O centro vai funcionar em Riacho Doce, num antigo terreno da Associação Alagoana de Magistrados (Almagis). Os dois parceiros, Estado e município, entrarão com a liberação de recursos e pessoal qualificado – psicólogos, enfermeiros, médicos e assistentes sociais – para atender os dependentes químicos.
O convênio será formalizado dentro de 15 dias, após superadas algumas etapas, como a assinatura de um Termo de Ajustamento de Conduta (TAC) junto ao Ministério Público Estadual.

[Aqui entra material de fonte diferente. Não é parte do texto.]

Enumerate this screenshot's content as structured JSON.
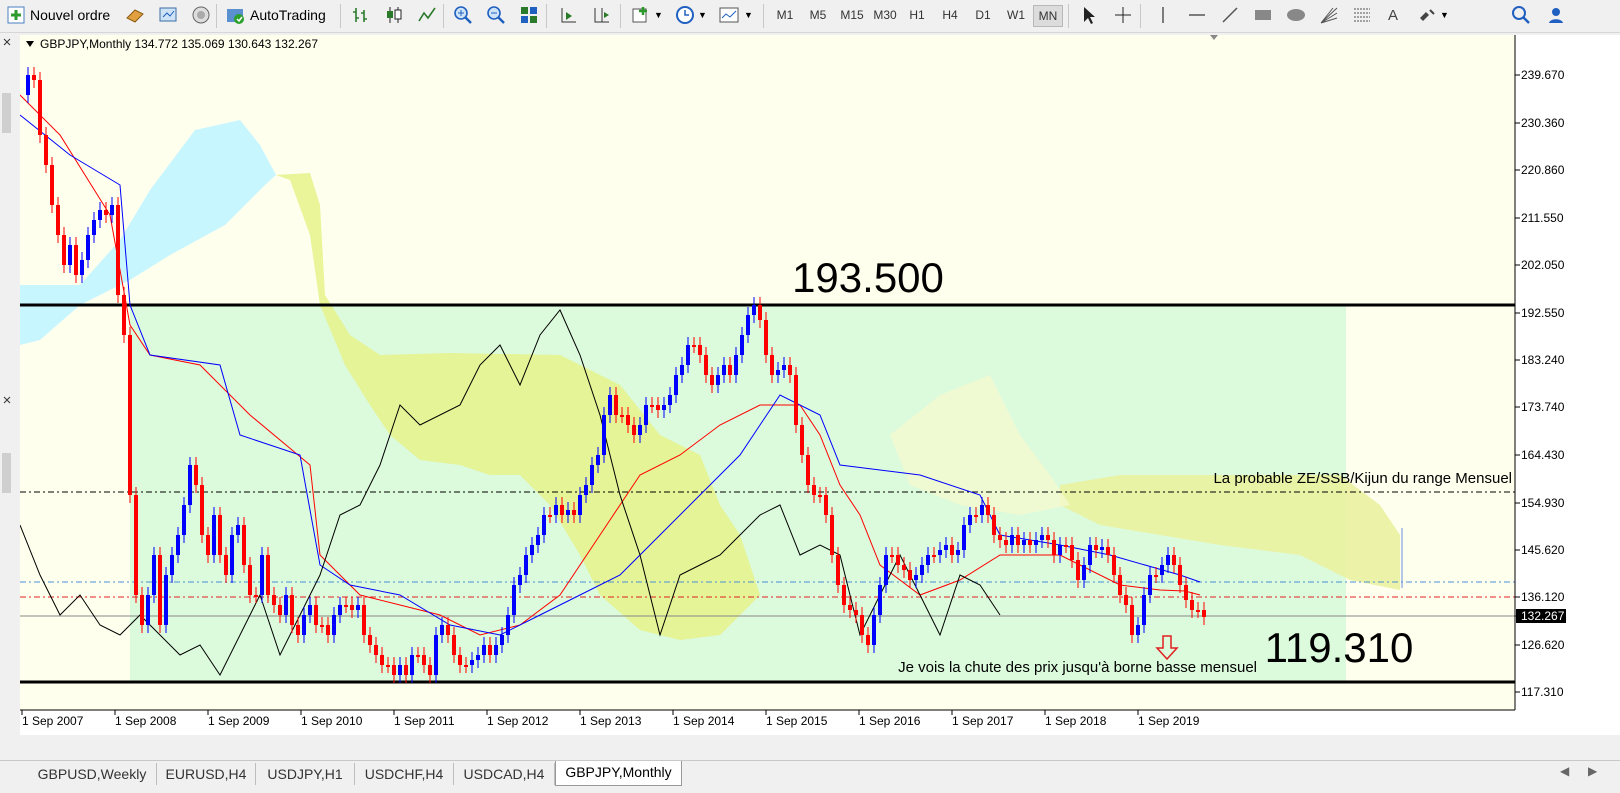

Os promotores de Justiça Flávio Gomes e Cecília Carnaúba também participaram da reunião realizada no gabinete do prefeito Cícero Almeida, ontem pela manhã.
Quando ficar pronto, o centro vai ter capacidade para atender 40 dependentes químicos que para lá serão levados de forma involuntária, contra a própria vontade, mas com o consentimento dos pais ou responsável.
Segundo a presidente do Fórum de Combate às Drogas, Noélia Costa, existem hoje, em Alagoas, 30 casos catalogados de dependentes que são mantidos acorrentados em casa pelos familiares. Essa medida extrema, e que pode ser considerada cárcere privado pelas autoridades, só é tomada pelos parentes porque não há no estado um local adequado para o tratamento.
“Quem tem dinheiro paga até R$ 12 mil para custear um tratamento em Pernambuco. Mas quem não tem essa quantia acaba apelando para meios mais radicais, como acorrentar. Com a chegada desse centro, que deve ser o primeiro do tipo no Nordeste, a situação vai melhorar”, avalia Noélia Costa.
O prefeito Cícero Almeida disse não haver empecilhos para colocar o projeto em prática e que já acionou a Procuradoria Geral do Município (PGM), para dar celeridade à tramitação do convênio.